According to a new report by ratings agency S&P released this week, Israel will see its economy contract by 5% in the fourth quarter of this year, as the conflict with Hamas causes geopolitical tensions to rise for the Jewish state and security risks multiply due to the conflict.

S&P pointed to reduced business activity during the conflict, flagging consumer demand, and an investment environment it characterized as “very uncertain.”

Before the war, the ratings agency forecast that Israel would have a 2.3% fiscal deficit in 2023 and 2024, however since the outbreak of the conflict, it is now forecasting there will be a fiscal deficit of 5.3% of GDP for the period.

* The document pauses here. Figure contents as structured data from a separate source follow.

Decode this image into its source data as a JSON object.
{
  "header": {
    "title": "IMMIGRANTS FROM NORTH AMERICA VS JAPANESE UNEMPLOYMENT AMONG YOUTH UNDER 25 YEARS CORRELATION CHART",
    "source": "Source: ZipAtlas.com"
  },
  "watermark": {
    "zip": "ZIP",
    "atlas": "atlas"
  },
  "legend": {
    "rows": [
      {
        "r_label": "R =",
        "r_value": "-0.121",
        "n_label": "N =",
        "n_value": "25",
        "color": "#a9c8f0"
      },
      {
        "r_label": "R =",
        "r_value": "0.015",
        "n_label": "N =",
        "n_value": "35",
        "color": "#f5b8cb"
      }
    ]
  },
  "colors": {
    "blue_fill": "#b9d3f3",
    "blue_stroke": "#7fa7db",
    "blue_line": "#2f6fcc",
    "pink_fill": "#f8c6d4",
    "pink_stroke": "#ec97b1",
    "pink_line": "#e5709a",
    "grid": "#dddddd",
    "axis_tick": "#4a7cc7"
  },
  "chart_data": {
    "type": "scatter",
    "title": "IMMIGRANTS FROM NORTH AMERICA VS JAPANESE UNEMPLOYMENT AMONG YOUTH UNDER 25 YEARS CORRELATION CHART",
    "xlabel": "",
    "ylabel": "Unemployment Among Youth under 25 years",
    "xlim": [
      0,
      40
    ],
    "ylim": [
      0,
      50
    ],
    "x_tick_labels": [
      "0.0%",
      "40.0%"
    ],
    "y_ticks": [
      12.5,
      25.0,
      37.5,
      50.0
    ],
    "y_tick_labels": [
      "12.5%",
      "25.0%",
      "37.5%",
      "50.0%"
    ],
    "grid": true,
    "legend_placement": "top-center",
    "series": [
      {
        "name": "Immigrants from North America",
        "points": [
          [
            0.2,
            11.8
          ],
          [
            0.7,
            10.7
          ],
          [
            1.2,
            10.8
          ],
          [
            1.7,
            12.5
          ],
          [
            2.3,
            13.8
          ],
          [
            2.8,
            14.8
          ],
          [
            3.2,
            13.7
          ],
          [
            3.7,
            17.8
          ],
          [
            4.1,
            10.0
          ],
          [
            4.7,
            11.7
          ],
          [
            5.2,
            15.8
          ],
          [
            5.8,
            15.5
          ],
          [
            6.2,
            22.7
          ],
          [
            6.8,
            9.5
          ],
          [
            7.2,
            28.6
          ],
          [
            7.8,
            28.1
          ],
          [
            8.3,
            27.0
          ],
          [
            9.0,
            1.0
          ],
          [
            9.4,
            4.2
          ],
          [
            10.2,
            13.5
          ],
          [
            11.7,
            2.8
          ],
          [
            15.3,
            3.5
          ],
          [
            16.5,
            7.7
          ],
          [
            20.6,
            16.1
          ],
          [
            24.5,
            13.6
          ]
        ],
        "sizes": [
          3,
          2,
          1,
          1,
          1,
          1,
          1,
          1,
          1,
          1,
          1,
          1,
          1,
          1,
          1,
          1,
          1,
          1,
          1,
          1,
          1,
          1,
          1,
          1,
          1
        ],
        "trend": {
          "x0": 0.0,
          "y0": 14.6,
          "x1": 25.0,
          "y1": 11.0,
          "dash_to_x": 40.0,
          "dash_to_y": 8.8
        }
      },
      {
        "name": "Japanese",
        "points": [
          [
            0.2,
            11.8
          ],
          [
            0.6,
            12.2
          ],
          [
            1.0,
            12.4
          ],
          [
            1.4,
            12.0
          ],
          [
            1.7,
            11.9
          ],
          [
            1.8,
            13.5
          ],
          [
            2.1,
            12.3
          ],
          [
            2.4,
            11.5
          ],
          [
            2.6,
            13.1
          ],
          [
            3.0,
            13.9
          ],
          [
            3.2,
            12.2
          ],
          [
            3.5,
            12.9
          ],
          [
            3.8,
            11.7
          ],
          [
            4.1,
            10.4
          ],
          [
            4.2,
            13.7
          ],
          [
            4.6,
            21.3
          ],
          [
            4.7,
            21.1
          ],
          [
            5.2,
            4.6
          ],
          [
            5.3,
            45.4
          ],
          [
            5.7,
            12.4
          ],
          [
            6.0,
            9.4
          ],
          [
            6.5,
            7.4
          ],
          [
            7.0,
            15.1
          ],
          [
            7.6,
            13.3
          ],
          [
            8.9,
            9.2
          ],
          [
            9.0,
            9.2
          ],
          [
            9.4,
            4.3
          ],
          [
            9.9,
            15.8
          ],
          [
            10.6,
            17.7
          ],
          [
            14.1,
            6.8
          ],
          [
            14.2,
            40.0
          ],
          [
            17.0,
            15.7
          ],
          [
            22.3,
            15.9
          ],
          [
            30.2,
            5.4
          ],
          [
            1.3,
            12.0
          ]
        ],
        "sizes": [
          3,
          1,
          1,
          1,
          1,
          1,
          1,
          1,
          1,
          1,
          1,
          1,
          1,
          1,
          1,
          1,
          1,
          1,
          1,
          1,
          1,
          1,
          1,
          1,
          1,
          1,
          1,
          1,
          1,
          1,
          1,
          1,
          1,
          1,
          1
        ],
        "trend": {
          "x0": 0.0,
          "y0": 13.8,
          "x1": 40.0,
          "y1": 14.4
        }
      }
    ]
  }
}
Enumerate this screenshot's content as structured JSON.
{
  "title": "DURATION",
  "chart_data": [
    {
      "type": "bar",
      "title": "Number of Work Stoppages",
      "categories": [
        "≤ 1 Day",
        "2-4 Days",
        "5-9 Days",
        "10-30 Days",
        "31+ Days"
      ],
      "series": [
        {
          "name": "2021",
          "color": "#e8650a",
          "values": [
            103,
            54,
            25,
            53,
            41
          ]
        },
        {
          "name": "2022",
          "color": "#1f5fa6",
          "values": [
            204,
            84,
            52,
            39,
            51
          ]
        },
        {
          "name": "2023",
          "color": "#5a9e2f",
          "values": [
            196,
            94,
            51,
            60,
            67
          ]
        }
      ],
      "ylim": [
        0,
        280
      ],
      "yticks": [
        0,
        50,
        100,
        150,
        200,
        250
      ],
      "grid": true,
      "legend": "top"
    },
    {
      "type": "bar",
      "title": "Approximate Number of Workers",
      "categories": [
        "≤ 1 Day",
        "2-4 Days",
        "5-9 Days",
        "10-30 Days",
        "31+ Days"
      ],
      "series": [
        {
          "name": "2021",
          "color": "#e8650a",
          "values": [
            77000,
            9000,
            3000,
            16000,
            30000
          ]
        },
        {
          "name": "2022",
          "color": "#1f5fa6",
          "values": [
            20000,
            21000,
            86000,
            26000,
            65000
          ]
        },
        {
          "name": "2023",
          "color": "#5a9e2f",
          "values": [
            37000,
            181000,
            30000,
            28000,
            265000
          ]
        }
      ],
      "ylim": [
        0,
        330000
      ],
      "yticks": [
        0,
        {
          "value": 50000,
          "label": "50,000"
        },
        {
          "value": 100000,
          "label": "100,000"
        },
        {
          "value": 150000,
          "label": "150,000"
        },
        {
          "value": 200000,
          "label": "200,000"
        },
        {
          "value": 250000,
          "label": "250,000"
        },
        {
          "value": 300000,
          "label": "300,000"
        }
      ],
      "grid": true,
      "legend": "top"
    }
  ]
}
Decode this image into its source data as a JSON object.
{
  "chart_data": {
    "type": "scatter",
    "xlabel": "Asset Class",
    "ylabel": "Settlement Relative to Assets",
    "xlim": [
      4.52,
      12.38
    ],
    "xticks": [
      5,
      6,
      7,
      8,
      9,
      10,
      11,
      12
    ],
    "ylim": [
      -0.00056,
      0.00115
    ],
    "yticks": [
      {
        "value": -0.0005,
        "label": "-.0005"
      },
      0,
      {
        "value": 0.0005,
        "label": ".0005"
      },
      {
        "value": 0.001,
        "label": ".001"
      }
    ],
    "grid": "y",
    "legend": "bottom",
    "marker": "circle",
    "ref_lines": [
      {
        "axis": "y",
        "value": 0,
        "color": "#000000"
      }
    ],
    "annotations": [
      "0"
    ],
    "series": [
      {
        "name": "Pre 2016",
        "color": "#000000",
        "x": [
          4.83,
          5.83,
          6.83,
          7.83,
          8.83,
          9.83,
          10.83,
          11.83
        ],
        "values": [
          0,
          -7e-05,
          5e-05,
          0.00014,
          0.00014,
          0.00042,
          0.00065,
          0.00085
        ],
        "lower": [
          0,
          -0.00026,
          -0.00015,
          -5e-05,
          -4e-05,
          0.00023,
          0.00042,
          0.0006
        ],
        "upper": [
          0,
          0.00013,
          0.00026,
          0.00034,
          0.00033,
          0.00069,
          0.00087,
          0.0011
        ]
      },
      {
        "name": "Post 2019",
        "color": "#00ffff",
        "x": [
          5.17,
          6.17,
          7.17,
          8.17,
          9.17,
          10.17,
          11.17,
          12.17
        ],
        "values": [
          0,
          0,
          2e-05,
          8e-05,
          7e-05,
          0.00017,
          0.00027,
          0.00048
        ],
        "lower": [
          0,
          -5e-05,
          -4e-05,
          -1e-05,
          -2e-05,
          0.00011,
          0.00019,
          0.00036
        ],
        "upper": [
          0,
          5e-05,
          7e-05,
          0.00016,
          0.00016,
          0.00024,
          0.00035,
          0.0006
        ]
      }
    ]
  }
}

Much of the deficit will come from the fact that the government of Israel has sharply increased expenditures on the military conflict, and is compensating businesses which lie near the Gaza border, as well as families of those Israelis take hostage by Hamas. As a result of these expenditures, the budget deficit has exploded, reaching more than $6 billion last month, which is an increase of more than seven-fold compared to a year prior.

S&P issued the report after it had downgraded the Jewish state’s credit outlook last month from “stable” to “negative,” only two weeks after the start of the conflict with Hamas on October 7th. Both Moody’s and Fitch have also put Israel on a review for downgrading.

S&P has noted that if the conflict resolves, it believes it would quickly restore Israel’s credit outlook, as a resolution to the conflict would immediately remove all regional and security risks the nation is facing as a result of the crisis.